Iran: Un réformateur proche de Khatami met en cause le rôle du clergé chiite

Propos jugés «insultants, anti-islamiques et hostiles à la religion»

Téhéran, 28 juin 2002 (APIC) Un intellectuel réformateur iranien, proche du président Khatami, remet en question le rôle du clergé chiite comme intermédiaire entre Dieu et l’homme. Ses propos, inspirés du «protestantisme islamique», suscitent une tempête de protestations dans les rangs des religieux conservateurs, relève le quotidien libanais «L’Orient le Jour» dans son édition du 28 juin.

Les plus hauts membres de la hiérarchie religieuse de la ville sainte de Qom, au sud de Téhéran, se sont révoltés ces derniers jours contre les propos «insultants, anti-islamiques et hostiles à la religion» prononcés par Hachem Aghajari, un membre de l’Organisation des moudjahidine de la révolution islamique (gauche radicale, réformatrice).

Dans des discours prononcés la semaine dernière à Hamédan puis à Téhéran, Aghajari avait mis en cause le «rôle institutionnel du clergé» et évoqué un sujet très controversé en Iran, le «protestantisme islamique», appelé également le «renouveau religieux du chiisme». L’intellectuel, qui est aussi journaliste, avait estimé que l’islam avait besoin d’une réforme structurelle et que les musulmans «n’avaient pas à suivre aveuglément la religion à travers un chef religieux». Hachem Aghajari se réfère à la pensée d’un philosophe iranien, Ali Chariati, décédé dans les années 1970 et, qui estimait que l’islam devait être «réformé à l’instar de l’Eglise» en Occident en écartant le «clergé comme un intermédiaire entre Dieu et l’homme».

«Le protestantisme de Chariati était une forme de contestation de ce qu’il appelait la religion officielle», avait estimé Aghajari, ajoutant: «Chariati voulait critiquer une religion figée en introduisant des éléments d’un renouveau et ainsi réformer l’islam».

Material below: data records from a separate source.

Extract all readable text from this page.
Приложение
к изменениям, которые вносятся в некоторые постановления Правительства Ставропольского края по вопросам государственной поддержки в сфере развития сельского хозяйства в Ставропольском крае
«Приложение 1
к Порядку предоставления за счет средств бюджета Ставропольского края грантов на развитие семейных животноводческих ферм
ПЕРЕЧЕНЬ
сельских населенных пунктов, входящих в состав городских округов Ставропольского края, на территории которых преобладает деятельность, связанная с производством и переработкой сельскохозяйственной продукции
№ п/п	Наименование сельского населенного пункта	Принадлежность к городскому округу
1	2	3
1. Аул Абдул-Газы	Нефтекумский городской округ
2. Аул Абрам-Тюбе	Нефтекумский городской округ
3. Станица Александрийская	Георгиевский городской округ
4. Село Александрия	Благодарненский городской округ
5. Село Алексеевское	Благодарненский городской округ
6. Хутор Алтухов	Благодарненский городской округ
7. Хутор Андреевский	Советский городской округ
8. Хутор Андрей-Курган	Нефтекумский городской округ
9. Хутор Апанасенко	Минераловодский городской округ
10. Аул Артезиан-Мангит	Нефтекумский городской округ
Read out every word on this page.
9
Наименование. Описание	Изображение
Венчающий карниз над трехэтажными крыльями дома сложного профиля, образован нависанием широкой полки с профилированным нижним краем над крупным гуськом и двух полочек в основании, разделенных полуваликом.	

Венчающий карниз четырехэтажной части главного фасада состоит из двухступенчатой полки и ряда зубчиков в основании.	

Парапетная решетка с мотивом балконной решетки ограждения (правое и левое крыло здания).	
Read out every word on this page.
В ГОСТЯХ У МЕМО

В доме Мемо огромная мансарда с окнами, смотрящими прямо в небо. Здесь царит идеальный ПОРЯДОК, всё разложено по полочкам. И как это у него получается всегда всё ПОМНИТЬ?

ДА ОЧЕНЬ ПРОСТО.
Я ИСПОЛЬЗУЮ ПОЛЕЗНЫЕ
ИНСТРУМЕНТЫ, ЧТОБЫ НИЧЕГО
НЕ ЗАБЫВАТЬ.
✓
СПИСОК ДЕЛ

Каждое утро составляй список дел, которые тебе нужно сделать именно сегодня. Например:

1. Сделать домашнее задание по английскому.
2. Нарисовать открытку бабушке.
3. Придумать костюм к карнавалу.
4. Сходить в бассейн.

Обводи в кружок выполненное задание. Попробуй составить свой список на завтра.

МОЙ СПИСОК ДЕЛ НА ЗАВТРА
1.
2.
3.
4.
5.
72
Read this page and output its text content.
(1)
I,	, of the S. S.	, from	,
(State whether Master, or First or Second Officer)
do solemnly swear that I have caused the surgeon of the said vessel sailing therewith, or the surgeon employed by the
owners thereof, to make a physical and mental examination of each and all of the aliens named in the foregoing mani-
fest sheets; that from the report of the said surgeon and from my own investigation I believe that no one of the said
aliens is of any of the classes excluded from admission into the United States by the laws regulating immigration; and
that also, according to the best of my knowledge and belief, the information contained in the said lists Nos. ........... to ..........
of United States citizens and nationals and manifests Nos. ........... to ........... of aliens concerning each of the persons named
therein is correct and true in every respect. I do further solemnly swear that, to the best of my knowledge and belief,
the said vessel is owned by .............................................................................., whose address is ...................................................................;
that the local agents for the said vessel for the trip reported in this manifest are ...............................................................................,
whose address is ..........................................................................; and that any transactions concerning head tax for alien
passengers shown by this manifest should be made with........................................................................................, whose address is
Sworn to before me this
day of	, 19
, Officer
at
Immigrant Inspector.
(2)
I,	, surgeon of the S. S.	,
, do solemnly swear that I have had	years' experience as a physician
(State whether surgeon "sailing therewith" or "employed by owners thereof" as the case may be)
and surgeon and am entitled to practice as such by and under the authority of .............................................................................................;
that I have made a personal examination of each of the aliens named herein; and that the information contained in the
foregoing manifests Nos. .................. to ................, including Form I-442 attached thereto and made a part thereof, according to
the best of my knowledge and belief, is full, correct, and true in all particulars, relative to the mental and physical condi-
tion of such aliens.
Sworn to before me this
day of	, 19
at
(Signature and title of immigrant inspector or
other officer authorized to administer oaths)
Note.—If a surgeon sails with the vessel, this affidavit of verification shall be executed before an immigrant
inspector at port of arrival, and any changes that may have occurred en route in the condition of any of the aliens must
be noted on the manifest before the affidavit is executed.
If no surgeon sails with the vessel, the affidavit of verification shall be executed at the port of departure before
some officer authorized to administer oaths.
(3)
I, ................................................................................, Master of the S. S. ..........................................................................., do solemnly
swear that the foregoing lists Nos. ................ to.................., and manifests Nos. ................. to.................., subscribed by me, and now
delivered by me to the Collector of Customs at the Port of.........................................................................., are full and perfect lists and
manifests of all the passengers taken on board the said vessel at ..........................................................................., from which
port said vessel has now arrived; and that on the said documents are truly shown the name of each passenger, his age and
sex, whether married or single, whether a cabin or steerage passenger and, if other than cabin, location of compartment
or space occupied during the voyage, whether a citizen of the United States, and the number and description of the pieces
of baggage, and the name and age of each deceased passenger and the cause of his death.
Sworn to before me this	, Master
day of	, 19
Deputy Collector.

Ces déclarations ont suscité un tollé dans les milieux conservateurs de plusieurs villes où, outre des rassemblements de protestations, les religieux ont exigé une «réaction appropriée» à ces propos «blasphématoires». Certains ont même demandé à la justice, dominée par les conservateurs, de poursuivre le journaliste.

Un sujet qui domine les débats du Parlement

«Aujourd’hui, dans notre propre pays, il y a des discours hostiles à l’islam et nous ne faisons rien», a déclaré l’ayatollah Ali Mekhkini, membre du clergé à Qom. Depuis deux jours, les journaux, réformateurs comme conservateurs, se livrent une guerre verbale autour de ce sujet qui domine les débats politiques au gouvernement et au Parlement.

Dans une réaction inattendue, jeudi, le président Khatami, en tournée dans le nord-ouest du pays, a évoqué cette polémique en critiquant les propos d’Aghajari. «Pourquoi certains se permettent-ils d’affaiblir le clergé sous la bannière de l’intellectualisme, alors qu’un vrai révolutionnaire renforce le régime et le clergé?», affirme le président.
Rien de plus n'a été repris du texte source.